Since matter and photons were in constant contact, their temperatures were the same, a process called thermalization. Note also that the matter can not clump together by gravity. The impacts by photons keep the matter particles apart and smoothly distributed.
The density and the temperature for the Universe continues to drop as it expands. At some point about 15 minutes after the Big Bang, the temperature has dropped to the point where ionization no longer takes places. Neutral atoms can form, atomic nuclei surround by electron clouds. The number of free particles drops by a large fraction (all the protons, neutrons and electron form atoms).
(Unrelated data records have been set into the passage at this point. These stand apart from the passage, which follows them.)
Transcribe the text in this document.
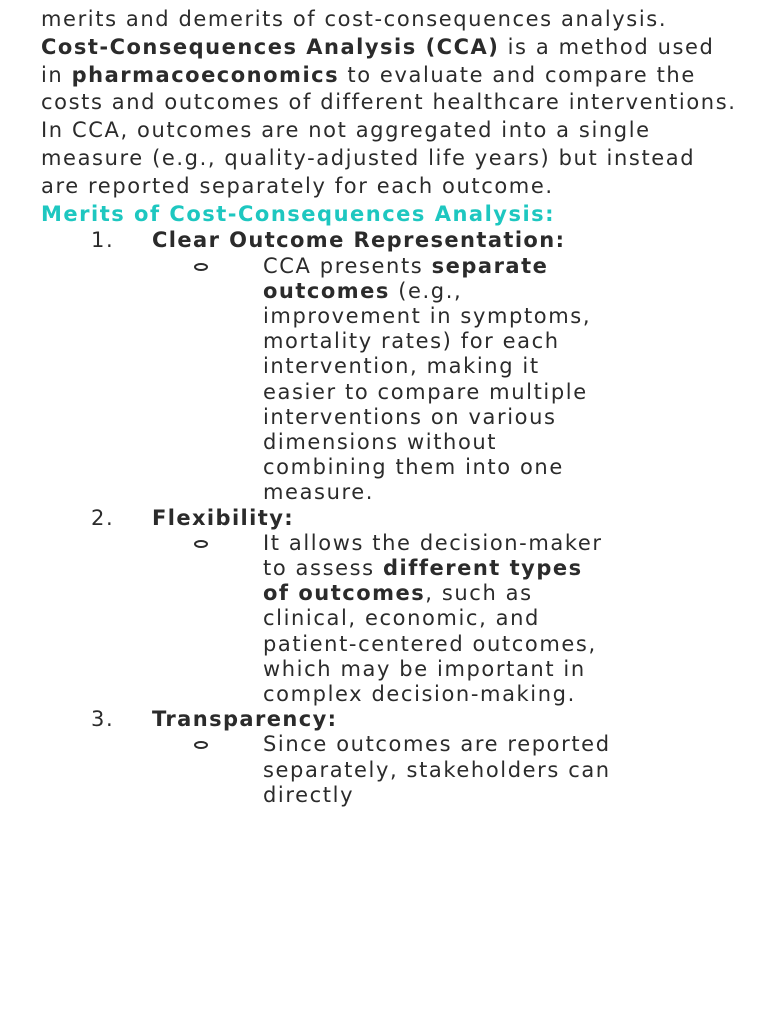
merits and demerits of cost-consequences analysis.

Cost-Consequences Analysis (CCA) is a method used in pharmacoeconomics to evaluate and compare the costs and outcomes of different healthcare interventions. In CCA, outcomes are not aggregated into a single measure (e.g., quality-adjusted life years) but instead are reported separately for each outcome.

Merits of Cost-Consequences Analysis:
1. Clear Outcome Representation:
CCA presents separate outcomes (e.g., improvement in symptoms, mortality rates) for each intervention, making it easier to compare multiple interventions on various dimensions without combining them into one measure.
2. Flexibility:
It allows the decision-maker to assess different types of outcomes, such as clinical, economic, and patient-centered outcomes, which may be important in complex decision-making.
3. Transparency:
Since outcomes are reported separately, stakeholders can directly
And suddenly the photons are free to travel without collisions, this is called decoupling.

The Universe becomes transparent at this point. Before this epoch, a photon couldn't travel more that a few inches before a collision. So an observers line-of-sight was only a few inches and the Universe was opaque, matter and radiation were coupled. This is the transition from the radiation era to the matter era.

CMB Fluctuations :
The CMB is highly isotropy, uniform to better than 1 part in 100,000. Any deviations from uniformity are measuring the fluctuations that grew by gravitational instability into galaxies and clusters of galaxies.
Images of the CMB are a full sky image, meaning that it looks like a map of the Earth unfolded from a globe. In this case, the globe is the celestial sphere and we are looking at a flat map of the sphere.
Maps of the CMB have to go through three stages of analysis to reveal the fluctuations associated with the early Universe. The raw image of the sky looks like the following, where red is hotter and blue is cooler:



The clumpness of the CMB image is due to fluctuations in temperature of the CMB photons. Changes in temperature are due to changes in density of the gas at the moment of recombination (higher densities equal higher temperatures). Since these photons are coming to us from the last scattering epoch, they represent fluctuations in density at that time.
The origin of these fluctuations are primordial quantum fluctuations from the very earliest moments of are echo'ed in the CMB at recombination. Currently, we believe that these quantum fluctuations grew to greater than galaxy-size during the inflation epoch, and are the source of structure in the Universe.